The first action of the 2014 Olympics in Sochi wrapped up on Thursday, just one day prior to the opening ceremony. Now, with a one-day break before the action continues, every country will take a step back and reflect upon how they fared and what they can do to improve their standing.
On Thursday, figure skating, freestyle skiing and snowboarding were on display. After the qualifying rounds, there are a handful of teams that stand above the rest; however, plenty more are still well in the mix.
Let's take a closer look at how things stand after Thursday's activities and determine which countries are in the driver's seat going forward.
During the men's short program in the team competition, Yuzuru Hanyu of Japan really stole the show. Scoring a 97.98, he was absolutely the most polished skater on Thursday. Hometown hero Yevgeny Plushenko of Russia finished a close second with a score of 91.39. As for the U.S., Jeremy Abbott had a poor showing and finished seventh with a score of 65.65.
Olympics 2014: Figure skater Jeremy Abbott 'not sure what went wrong' http://t.co/KlI5jzFsY8— Zap2it (@Zap2it) February 7, 2014
Although Japan fared well in the men's short-program event, their skaters were not able to duplicate their success in the pairs' short program, finishing eighth with a score of 46.56. However, Russia was able to hold strong once again, finishing first with a score of 83.79. The U.S. finished fifth with a score of 64.25.
After two events in the team competition, the U.S. is tied for fifth with 10 points. Russia currently holds the lead with 19 points, followed by Canada with 17 points.
There are still seven events before Sunday's medal ceremony, and these teams will continue to fight for position. Even though the U.S. did not fare well on Thursday, it has a strong chance to climb into the top three and earn a medal in the team event. However, it will be Russia's strong corps of skaters who will continue to make them the team to beat.
The ladies' moguls event was full of highly contested action on Thursday. Defending Olympic gold medalist Hannah Kearney of Team USA posted the best score with a 23.05. However, she is closely followed by Canadian sisters—Chloe Dufour-Lapointe (22.64) and Justine Dufour-Lapointe (22.28).

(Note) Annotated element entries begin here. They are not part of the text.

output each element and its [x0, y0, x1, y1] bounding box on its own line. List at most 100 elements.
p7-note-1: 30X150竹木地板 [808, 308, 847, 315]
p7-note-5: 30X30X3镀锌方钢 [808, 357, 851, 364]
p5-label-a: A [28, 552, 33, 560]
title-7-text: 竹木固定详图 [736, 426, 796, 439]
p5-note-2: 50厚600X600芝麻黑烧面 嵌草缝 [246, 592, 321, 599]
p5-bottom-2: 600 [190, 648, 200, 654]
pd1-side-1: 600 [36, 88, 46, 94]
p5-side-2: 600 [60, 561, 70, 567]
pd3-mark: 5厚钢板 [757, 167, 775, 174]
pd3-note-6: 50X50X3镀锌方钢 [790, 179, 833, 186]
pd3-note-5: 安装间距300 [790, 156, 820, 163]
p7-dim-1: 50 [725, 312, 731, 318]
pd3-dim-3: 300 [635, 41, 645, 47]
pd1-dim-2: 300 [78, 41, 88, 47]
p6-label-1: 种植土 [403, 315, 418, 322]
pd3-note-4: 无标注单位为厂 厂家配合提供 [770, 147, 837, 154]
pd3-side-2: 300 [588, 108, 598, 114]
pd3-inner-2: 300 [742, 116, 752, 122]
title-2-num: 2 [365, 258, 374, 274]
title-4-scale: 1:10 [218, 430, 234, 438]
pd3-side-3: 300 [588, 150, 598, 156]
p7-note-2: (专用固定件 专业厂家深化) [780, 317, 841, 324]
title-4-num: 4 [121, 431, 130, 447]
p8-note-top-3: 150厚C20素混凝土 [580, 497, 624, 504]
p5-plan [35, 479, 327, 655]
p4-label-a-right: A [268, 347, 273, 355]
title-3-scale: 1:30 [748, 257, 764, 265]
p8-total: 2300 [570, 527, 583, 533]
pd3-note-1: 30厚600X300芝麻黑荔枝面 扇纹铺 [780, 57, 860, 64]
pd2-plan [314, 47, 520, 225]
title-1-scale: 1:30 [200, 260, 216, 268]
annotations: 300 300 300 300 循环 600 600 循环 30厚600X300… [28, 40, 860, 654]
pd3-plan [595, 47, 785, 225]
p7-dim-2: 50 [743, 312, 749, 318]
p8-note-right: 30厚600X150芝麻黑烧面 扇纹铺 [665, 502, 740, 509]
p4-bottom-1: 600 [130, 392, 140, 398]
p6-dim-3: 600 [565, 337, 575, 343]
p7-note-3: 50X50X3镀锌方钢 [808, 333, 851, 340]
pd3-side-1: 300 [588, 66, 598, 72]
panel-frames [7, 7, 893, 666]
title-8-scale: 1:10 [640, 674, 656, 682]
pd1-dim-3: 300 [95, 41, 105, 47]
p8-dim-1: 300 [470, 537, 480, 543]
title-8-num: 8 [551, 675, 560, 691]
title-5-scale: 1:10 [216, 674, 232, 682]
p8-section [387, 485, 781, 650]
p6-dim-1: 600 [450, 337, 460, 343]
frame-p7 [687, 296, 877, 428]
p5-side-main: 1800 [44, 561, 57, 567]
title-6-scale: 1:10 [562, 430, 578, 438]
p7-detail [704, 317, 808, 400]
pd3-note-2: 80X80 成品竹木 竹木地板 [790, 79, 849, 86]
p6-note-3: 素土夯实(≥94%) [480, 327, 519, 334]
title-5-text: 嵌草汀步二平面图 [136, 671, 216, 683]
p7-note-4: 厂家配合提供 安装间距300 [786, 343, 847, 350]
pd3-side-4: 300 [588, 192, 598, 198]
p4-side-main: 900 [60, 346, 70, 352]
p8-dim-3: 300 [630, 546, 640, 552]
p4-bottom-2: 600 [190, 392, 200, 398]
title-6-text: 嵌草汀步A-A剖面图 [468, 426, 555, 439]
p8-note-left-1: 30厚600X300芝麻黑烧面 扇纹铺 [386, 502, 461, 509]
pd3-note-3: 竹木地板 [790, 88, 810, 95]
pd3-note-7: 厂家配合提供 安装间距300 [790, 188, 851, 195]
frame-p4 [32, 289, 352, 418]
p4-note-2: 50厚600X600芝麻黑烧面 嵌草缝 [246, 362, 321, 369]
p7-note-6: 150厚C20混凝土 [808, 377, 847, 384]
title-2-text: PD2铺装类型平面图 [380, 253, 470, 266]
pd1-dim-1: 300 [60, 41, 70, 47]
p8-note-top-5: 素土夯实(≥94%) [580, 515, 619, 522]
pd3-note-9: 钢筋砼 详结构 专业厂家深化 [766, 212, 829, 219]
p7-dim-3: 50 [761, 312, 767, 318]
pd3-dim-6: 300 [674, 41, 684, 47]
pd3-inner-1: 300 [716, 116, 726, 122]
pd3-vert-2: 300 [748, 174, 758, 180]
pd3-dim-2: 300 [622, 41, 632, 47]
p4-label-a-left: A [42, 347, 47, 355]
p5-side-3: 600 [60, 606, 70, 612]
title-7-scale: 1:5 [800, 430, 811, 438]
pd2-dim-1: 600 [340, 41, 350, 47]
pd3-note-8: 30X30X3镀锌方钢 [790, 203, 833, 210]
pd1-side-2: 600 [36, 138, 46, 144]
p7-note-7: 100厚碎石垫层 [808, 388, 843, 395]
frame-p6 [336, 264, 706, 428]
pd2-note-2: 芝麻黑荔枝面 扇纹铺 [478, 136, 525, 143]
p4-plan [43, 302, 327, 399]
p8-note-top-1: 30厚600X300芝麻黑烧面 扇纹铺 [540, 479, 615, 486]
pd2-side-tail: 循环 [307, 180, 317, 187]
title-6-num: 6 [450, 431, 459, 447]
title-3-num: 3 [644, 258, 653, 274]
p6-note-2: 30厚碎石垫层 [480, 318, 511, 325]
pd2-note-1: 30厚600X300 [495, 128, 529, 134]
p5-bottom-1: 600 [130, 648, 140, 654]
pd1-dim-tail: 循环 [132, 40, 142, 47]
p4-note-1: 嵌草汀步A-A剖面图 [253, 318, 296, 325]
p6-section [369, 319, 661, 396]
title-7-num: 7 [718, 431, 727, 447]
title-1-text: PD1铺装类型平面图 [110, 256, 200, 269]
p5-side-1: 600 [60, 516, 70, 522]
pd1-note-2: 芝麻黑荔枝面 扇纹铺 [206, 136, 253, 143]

It's good for us. I can say quite confidently that we're the most fit, strongest team out there.... We're as prepared as possible to handle several days of competition in a row.
Also, being veterans is helpful because you learn to just go with the flow. It's peculiar that the very first time we try a format is on such a grand stage. But I don't think it will have a negative effect.
Kearney is heavily favored to repeat as champion; however, she will have her hands full with the Dufour-Lapointe sisters nipping at her heels. One thing is for certain: This event with surely bring a fantastic finish to Sochi.
During the second run of the men's slopestyle event, Canadian Maxence Parrot put on quite a spectacle, earning a score of 97.5—just 2.5 points short of a perfect score. He really appears to be the favorite in this event—especially after Team USA snowboarder Shaun White pulled out.
Shaun White bows out of Sochi Olympics slopestyle contest: Superstar snowboarder says “risk of injury” is too ... http://t.co/zCyAzfcCLg— US National News (@USANationalNews) February 5, 2014
After his runs, Parrot spoke with ESPN.com and relayed his confidence: "Other riders complained about the course this week. I actually found it really good from Day 1 to now."
Of the two runs, eight riders were able to finish with a score of 90.0 or better. The U.S. will have their work cut out for them, as Charles Guldemond, Sage Kotsenburg and Ryan Stassel finished with scores of 86.00, 86.50 and 81.00, respectively.
It just doesn't seem like Team USA has what it takes to medal in this event with so much talent on display from other countries.
Despite the disappointing performances by U.S. riders, rest assured that the remaining top-tier athletes in Sochi will keep this event very competitive down to the bitter end.
The ladies' slopestyle event remains just as competitive. Fortunately for the U.S., talented rider Jamie Anderson is well in the mix after scoring a 93.50 in her lone run on Thursday.
Anderson shared her experience so far in Sochi with ESPN: "It's a challenging course. A lot of impact for everyone. Little 15-year-olds are like, 'I'm not even old and my back is still sore every day. Not even from crashing, just from riding.'"
The only rider ahead of Anderson at this time is Austrian Anna Gasser, who put together a solid 95.50 on Thursday. The two aforementioned athletes were the only two to score in the 90s during the qualifying round.
Anderson was a little banged up heading into Thursday's qualifying round. She is very capable of putting together multiple top-notch performances, and she could certainly overtake Gasser when healthy. These two will absolutely continue to put on a show for everyone watching.